Il y a eu ces autres fois où j’ai acheté une galette, des biscuits. Une bouteille d’eau ou de jus de fruits. Calmer leur faim, leur soif. Oui. Mais point d’argent! NON. Il ne fallait surtout pas devenir complice de ces adultes criminels, ces hors-la-loi, ces marionnettistes invisibles, sans coeur et sans foi!

Mais, ce soir…

Mais ce soir, tout a changé. En apercevant cet enfant, cette innocence brisée par la Guerre et par la vie, je n’ai pu m’empêcher de lui tendre quelques billets. A lui, au suivant et à l’autre encore qui, caché derrière une voiture, attendait son tour.

Venez, jeunes créatures! Plus jamais vous ne serez privés, ni de mon argent ni de ma pitié. Traînez partout où je serai, tombez-moi sous le nez. Mais surtout n’allez pas échouer, face au sable, dos au ciel, les habits mouillés, sur une plage puis sur les écrans de l’humanité!

 


Mireille au pays des merveilles

La voix du muezzin appelant les fidèles à la prière s’accompagna d’un remue-ménage qui lui était devenu familier : le matelas qui remuait sous elle, les draps repoussés qui venaient frôler son visage, la douce lumière qui éclairait la salle de bain, l’eau qui coulait et Walid qui murmurait… Elle garda les yeux fermés, compta les pas de son mari et devina le moment précis où la porte d’entrée devait se refermer dans son dos.

Elle resta allongée, se tortilla et s’étira longuement puis, se tournant vers l’oreiller tiède qui touchait au sien, y posa la tête et y enfouit son visage. Comme à l’aube de chaque nouvelle journée que la vie lui offrait, elle respira à pleines narines ce parfum unique que la peau de son homme laissait traîner longtemps après son départ. Et comme chaque matin, elle accompagna ce rituel du même questionnement. Avait-elle fait le bon choix ? Avait-elle eu tort de l’épouser malgré le refus obstiné de ses parents ? Connaîtrait-elle un jour ce regret, ces remords que lui avaient peints, à force de longues tirades, amis et voisins ? Voilà bientôt deux ans que ces questions venaient la hanter au réveil, comme on saisit un oiseau au vol. Et voilà qu’encore une fois elle se dérobait à l’assaut du passé et aux doutes de l’avenir. Elle porta deux doigts à son front, se signa et glissa un pied hors du grand lit.
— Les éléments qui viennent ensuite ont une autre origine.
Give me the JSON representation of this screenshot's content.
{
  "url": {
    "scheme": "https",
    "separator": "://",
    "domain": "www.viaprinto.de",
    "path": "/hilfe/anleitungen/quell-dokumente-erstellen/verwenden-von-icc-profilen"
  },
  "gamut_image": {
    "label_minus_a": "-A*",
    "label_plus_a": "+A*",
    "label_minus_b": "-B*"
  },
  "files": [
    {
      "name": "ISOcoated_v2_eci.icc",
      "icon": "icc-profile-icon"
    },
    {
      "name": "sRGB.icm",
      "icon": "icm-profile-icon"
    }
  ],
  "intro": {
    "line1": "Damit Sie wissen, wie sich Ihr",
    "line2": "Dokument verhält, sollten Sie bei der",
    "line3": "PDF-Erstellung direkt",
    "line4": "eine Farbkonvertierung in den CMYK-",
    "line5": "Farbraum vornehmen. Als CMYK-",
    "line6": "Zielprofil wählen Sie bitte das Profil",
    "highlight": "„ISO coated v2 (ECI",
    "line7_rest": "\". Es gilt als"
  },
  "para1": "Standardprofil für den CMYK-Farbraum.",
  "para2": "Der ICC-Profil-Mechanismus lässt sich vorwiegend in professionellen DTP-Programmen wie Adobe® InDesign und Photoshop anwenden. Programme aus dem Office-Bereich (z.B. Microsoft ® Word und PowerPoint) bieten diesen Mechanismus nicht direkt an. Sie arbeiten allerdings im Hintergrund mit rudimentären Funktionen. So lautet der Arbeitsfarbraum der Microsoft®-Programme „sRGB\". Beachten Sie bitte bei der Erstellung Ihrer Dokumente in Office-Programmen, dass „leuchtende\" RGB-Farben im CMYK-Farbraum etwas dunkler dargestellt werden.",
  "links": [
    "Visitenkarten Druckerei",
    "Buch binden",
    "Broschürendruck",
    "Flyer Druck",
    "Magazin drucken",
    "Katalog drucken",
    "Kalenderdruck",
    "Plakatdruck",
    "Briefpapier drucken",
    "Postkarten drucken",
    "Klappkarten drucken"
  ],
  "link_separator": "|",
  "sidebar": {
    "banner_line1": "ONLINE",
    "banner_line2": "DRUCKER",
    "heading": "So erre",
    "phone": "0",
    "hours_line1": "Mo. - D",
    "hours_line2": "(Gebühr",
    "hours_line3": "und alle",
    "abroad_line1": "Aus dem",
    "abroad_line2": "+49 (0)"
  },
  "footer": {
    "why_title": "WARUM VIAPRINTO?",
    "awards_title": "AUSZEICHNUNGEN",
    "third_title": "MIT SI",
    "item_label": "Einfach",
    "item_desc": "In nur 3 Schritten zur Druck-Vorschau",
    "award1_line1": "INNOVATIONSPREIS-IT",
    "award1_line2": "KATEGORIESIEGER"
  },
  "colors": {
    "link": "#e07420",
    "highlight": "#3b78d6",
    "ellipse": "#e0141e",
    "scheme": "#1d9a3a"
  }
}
Elle renonça à ouvrir la fenêtre. Quatre étages plus bas, adossée à la façade de l’immeuble, une montagne d’ordures remplissait l’air d’une odeur nauséabonde. Les camions poubelles n’étaient pas passés depuis plusieurs jours. La fermeture de la déchetterie de Naamé le 17 juillet et l’expiration du contrat de la société de gestion des déchets avaient transformé les rues de Beyrouth en une immense décharge à ciel ouvert. La canicule n’arrangeait pas les choses. Des nuées de mouches festoyaient en tournoyant au-dessus d’une cinquantaine de sacs de déchets dont la plupart, éventrés par les rats et les chats de la région, offraient un spectacle peu accueillant : des restes de nourriture enlaçant des bouteilles en verre et reposant sur un lit d’emballages de toutes sortes.

Mireille laissa le climatiseur ronronner dans la chambre dont elle referma la porte pour y emprisonner une dose d’air frais. La coupure du courant électrique n’allait pas tarder à la priver de ce luxe. Elle s’avança dans le couloir, pieds nus, se gardant de mettre de la lumière. Cinq heures avaient déjà sonné à l’horloge du salon. Surprendre les rayons de l’aube s’infiltrer clandestinement dans son foyer lui réchauffait le cœur et elle s’y adonna avec l’insouciance d’une enfant. Elle prépara le café sans se hâter et, lorsque la clé tournée dans la serrure l’eût avertie du retour du prieur du matin, elle le versa dans deux tasses en porcelaine sur lesquelles une amie avait peint les initiales des deux époux. C’était l’un des cadeaux de leur mariage auquel elle tenait particulièrement. Ces deux tasses qu’on croirait excessivement fragiles avaient survécu à leurs déménagements successifs. Elle identifiait à ces objets leur couple qui avait surmonté tant d’obstacles. Que n’avaient-ils pas fait pour braver les préjugés d’une société qui n’admettait pas la différence ?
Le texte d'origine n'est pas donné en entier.